This is a read-only snapshot of the ComputerCraft forums, taken in April 2020.
nothign's profile picture

Efficiency and Tokenizing strings

Started by nothign, 26 June 2013 - 02:25 PM
nothign #1
Posted 26 June 2013 - 04:25 PM
Title: Efficiency and Tokenizing strings

I've written some prototypes and methods to split a string into tokens, then color them if they're comments, numbers, strings or they match predefined strings.
I'm writing it for an in-game editor.
All the code works fine, and as intended.

But I'm new to lua, so my question here is; Is there a better way to do this? Can I make my code more efficient?

I've written what I've done up in a separate file so it contains only what it needs, and can be run to see the results.
Note: an advance terminal is needed. Otherwise it serializes the results to a file "tableSaved"
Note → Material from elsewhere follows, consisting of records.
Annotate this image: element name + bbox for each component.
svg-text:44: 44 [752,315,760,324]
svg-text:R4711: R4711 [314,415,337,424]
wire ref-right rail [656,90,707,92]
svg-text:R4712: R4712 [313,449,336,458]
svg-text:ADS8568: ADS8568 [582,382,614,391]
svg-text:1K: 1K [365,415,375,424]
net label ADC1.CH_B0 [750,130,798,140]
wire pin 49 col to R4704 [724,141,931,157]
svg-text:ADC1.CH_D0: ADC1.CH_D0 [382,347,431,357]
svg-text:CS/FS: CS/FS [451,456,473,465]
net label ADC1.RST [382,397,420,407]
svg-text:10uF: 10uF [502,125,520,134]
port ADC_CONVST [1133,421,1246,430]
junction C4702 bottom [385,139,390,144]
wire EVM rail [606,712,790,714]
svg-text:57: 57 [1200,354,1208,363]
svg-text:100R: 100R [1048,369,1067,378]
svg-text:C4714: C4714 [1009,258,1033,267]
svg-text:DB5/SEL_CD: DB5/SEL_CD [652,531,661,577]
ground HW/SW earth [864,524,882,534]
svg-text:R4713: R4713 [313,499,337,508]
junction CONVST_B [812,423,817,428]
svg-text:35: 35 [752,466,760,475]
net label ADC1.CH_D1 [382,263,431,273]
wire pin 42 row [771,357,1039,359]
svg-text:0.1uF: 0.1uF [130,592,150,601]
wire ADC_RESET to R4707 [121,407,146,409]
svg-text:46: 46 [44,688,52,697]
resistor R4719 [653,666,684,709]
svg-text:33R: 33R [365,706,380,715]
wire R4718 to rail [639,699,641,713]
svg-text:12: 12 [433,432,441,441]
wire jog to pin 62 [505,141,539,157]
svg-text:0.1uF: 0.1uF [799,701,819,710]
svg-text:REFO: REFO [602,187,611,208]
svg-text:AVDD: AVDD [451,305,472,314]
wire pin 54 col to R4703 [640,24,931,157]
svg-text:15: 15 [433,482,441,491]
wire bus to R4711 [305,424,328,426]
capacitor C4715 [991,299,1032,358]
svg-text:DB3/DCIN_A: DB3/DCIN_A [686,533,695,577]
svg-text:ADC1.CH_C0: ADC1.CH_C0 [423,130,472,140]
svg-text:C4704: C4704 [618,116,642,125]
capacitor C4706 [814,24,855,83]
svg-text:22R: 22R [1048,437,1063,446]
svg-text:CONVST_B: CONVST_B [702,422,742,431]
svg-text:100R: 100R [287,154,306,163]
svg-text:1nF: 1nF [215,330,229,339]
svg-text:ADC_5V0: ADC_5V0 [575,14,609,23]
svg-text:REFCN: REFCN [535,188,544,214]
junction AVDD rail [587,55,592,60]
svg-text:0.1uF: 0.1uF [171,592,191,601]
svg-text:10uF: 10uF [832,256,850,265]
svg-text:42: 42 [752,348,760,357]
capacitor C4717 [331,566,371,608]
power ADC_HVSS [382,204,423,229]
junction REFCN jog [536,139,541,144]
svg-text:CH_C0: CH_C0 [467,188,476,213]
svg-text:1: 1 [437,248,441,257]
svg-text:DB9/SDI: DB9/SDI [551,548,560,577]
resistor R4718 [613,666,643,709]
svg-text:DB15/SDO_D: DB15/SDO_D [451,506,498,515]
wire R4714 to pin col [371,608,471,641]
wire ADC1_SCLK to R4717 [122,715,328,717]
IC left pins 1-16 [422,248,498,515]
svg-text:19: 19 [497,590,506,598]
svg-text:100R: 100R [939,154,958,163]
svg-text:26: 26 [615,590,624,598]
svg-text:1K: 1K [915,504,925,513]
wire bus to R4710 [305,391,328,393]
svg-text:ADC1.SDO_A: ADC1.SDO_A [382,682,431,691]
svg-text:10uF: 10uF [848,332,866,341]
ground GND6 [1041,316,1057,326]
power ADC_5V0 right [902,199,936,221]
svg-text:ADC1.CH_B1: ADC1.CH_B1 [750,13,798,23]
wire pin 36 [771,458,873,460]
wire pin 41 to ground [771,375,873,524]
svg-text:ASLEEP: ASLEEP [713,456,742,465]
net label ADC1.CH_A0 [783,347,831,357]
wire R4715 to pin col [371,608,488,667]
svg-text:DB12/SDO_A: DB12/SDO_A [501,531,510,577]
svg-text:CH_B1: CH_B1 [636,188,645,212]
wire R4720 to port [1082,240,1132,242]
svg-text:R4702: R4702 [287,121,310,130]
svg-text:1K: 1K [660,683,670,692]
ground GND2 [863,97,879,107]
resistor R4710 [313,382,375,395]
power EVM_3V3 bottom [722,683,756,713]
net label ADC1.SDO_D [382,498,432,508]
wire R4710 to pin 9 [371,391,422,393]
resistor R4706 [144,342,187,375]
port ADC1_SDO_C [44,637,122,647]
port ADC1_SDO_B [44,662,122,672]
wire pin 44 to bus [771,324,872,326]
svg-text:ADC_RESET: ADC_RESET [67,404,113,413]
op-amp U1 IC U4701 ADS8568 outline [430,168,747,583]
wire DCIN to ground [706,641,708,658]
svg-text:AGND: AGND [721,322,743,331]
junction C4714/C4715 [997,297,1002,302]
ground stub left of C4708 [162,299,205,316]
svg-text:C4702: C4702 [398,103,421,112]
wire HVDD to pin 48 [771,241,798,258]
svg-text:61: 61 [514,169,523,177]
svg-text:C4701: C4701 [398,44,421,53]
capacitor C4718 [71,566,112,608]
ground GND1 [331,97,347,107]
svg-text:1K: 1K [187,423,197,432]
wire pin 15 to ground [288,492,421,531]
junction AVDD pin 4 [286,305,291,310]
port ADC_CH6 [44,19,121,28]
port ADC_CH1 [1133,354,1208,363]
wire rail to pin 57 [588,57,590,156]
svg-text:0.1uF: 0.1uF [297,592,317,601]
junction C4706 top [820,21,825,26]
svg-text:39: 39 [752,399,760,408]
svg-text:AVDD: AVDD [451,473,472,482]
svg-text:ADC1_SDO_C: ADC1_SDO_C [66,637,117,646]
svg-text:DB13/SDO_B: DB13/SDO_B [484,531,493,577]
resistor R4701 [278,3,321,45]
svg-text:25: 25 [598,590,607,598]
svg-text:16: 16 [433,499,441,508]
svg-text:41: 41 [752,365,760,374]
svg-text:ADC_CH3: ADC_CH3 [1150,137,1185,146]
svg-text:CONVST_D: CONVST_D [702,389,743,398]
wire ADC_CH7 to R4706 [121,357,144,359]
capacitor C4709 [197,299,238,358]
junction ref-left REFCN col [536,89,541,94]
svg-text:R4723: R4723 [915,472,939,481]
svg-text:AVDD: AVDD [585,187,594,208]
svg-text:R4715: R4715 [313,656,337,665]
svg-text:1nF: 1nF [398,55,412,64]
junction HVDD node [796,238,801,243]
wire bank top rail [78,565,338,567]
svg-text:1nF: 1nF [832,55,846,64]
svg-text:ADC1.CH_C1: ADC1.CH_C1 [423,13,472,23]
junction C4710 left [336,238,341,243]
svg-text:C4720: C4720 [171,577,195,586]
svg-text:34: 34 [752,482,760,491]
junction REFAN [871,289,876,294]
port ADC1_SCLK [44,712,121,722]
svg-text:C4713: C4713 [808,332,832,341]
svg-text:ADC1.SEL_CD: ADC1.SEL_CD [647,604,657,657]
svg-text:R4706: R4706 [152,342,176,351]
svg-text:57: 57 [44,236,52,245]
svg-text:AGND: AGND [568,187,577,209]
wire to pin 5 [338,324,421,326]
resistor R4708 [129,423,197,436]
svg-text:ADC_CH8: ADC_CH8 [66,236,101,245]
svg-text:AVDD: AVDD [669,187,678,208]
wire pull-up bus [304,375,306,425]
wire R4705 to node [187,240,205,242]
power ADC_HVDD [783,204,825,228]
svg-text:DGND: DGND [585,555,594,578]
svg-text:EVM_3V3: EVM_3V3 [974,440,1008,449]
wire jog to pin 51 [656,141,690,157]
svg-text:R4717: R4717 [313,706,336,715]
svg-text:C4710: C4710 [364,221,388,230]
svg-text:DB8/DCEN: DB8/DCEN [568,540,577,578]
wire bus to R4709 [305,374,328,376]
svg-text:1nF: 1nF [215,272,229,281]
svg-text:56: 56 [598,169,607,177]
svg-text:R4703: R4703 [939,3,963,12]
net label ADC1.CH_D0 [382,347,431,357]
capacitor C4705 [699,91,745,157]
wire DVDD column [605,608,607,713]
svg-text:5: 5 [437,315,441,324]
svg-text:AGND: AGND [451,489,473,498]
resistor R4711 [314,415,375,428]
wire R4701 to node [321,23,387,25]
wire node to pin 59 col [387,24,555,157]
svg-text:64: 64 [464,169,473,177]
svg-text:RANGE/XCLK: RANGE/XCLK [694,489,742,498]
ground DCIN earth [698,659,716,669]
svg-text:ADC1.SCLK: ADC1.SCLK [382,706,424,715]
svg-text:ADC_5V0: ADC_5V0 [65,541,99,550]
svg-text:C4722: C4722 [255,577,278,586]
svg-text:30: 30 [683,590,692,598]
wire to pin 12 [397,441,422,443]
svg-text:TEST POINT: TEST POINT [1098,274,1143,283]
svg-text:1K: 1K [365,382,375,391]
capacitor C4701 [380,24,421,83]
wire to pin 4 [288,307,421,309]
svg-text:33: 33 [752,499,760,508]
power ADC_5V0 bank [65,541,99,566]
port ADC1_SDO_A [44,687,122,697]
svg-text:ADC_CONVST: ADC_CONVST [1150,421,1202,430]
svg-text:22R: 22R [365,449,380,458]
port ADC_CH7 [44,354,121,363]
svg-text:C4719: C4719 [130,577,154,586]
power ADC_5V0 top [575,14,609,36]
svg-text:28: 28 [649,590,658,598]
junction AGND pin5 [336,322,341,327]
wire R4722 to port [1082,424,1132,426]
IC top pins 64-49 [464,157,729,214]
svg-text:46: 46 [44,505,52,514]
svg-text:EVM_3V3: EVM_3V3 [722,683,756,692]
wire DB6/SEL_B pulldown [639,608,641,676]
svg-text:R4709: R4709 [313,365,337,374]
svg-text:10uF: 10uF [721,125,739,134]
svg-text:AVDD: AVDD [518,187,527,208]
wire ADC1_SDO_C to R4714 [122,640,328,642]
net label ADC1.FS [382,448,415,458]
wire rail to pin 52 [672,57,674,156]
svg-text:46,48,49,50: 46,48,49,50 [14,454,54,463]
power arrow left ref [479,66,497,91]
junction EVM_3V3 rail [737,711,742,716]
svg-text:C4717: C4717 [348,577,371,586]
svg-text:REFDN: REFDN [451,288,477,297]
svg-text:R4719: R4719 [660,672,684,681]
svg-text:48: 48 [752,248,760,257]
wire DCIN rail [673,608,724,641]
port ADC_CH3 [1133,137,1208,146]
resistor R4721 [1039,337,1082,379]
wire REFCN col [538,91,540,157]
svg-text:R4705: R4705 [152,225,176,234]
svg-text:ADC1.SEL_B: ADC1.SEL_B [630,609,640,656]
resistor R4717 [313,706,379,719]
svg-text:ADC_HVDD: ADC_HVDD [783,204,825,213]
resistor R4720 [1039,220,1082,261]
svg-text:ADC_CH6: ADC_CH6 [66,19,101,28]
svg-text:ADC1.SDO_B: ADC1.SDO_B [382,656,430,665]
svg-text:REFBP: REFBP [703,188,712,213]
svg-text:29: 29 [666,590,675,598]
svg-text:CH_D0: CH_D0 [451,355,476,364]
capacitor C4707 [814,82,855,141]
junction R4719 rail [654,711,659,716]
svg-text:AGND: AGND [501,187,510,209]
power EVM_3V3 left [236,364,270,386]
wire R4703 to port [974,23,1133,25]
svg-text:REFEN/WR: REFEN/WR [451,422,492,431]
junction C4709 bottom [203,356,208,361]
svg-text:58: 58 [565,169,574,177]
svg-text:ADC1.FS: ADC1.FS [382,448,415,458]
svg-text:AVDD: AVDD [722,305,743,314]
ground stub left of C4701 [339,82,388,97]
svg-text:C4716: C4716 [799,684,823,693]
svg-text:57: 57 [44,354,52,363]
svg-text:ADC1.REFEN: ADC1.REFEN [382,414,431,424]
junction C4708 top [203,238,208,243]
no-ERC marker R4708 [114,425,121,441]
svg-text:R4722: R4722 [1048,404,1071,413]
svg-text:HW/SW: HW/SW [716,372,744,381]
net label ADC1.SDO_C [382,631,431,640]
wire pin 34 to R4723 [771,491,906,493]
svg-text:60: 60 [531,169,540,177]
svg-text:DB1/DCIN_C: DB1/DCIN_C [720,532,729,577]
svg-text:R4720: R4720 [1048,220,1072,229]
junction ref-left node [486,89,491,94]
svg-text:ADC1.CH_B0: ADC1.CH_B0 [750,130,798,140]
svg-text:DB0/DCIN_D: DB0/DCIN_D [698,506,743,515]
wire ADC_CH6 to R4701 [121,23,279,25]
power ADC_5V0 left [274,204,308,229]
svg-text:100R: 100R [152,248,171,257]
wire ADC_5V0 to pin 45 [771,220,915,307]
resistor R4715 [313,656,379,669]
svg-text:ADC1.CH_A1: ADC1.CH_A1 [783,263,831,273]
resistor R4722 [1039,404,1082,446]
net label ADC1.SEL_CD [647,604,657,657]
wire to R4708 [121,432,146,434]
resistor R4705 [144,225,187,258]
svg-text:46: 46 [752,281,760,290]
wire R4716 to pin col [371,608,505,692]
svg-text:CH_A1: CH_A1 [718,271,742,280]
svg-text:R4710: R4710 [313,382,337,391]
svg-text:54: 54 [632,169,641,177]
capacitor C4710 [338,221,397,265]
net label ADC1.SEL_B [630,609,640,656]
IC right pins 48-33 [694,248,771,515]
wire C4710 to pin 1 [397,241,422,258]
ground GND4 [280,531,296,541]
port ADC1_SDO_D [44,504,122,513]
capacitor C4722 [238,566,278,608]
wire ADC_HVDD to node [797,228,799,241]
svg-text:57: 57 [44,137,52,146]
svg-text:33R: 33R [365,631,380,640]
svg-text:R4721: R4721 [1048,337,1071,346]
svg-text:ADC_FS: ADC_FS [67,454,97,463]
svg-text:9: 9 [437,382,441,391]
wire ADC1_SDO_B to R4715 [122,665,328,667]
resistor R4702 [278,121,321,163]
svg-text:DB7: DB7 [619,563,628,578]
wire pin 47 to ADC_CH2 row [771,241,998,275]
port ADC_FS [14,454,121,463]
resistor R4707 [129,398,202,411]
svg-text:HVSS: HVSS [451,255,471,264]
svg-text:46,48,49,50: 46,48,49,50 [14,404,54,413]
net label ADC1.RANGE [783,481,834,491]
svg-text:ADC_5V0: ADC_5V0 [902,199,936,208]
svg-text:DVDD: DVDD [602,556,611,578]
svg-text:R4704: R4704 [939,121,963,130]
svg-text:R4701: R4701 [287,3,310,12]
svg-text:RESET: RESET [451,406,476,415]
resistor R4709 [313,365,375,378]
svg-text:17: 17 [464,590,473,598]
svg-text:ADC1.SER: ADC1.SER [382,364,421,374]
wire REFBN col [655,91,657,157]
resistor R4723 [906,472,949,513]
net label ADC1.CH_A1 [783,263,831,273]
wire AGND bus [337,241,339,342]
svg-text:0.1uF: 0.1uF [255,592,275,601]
The code can be found here:
http://pastebin.com/ZKKKLwb5
Cranium #2
Posted 26 June 2013 - 06:00 PM
Split to new topic.
GopherAtl #3
Posted 26 June 2013 - 09:35 PM
lua patterns could probably help make this more efficient; you can learn about lua's patterns (which are quite similar to, but ultimately not, regular expressions) from the lua reference manual, or if you're more comfortable with it, you can check out this tutorial by 1lann.
nothign #4
Posted 27 June 2013 - 02:44 AM
I implemented a solution using patterns and timed it running vs my original and its much faster. Often over two times as fast. So that's great.

Buuuuut I could not find on the internet anywhere or create myself a pattern that matches strings very well. That is to say.. double quote/single quote pairs, taking into account escapes.

What I've done is here http://pastebin.com/e4Qqahzv

Or if that's too much to look at then the specific pattern I'm using to match strings is

"^\".*[^\\]?\""

Running the original method with this string

"local test = \"\\\"\"..(17 + 47 + tonumber(\"932\"))..\"\\\" is my number!\" --and this is my comment!"
Returns these strings (others omitted)

"\"\\\"\""    ".."   "("   "17"   " "   "+"   " "   "47"   " "   "+"   " "   "tonumber"   "("   "\"932\""   ")"   ")"   ".."   "\"\\\" is my number!\""
While running the string through the pattern based method returns this string in that specific area

"\"\\\"\"..(17 + 47 + tonumber(\"932\"))..\"\\\"
GopherAtl #5
Posted 27 June 2013 - 03:52 AM
I'm afraid if there's a way to properly match quoted strings that allows for escaped quotes and empty strings with a single lua pattern, I have never found it, so you may have to fall back on a more manual approach there, or at least do a series of pattern matches. The only way I can think of to avoid stopping and checking for a \ before each " after the first is to first do a sub, where you replace all \" and \' with some other patterns, then match strings, then reverse the substitution, but any speed benefit may be lost by that point.

If you do come up with a single pattern to correctly match these in a single pass, be sure to share it, I'd be very interested to see it!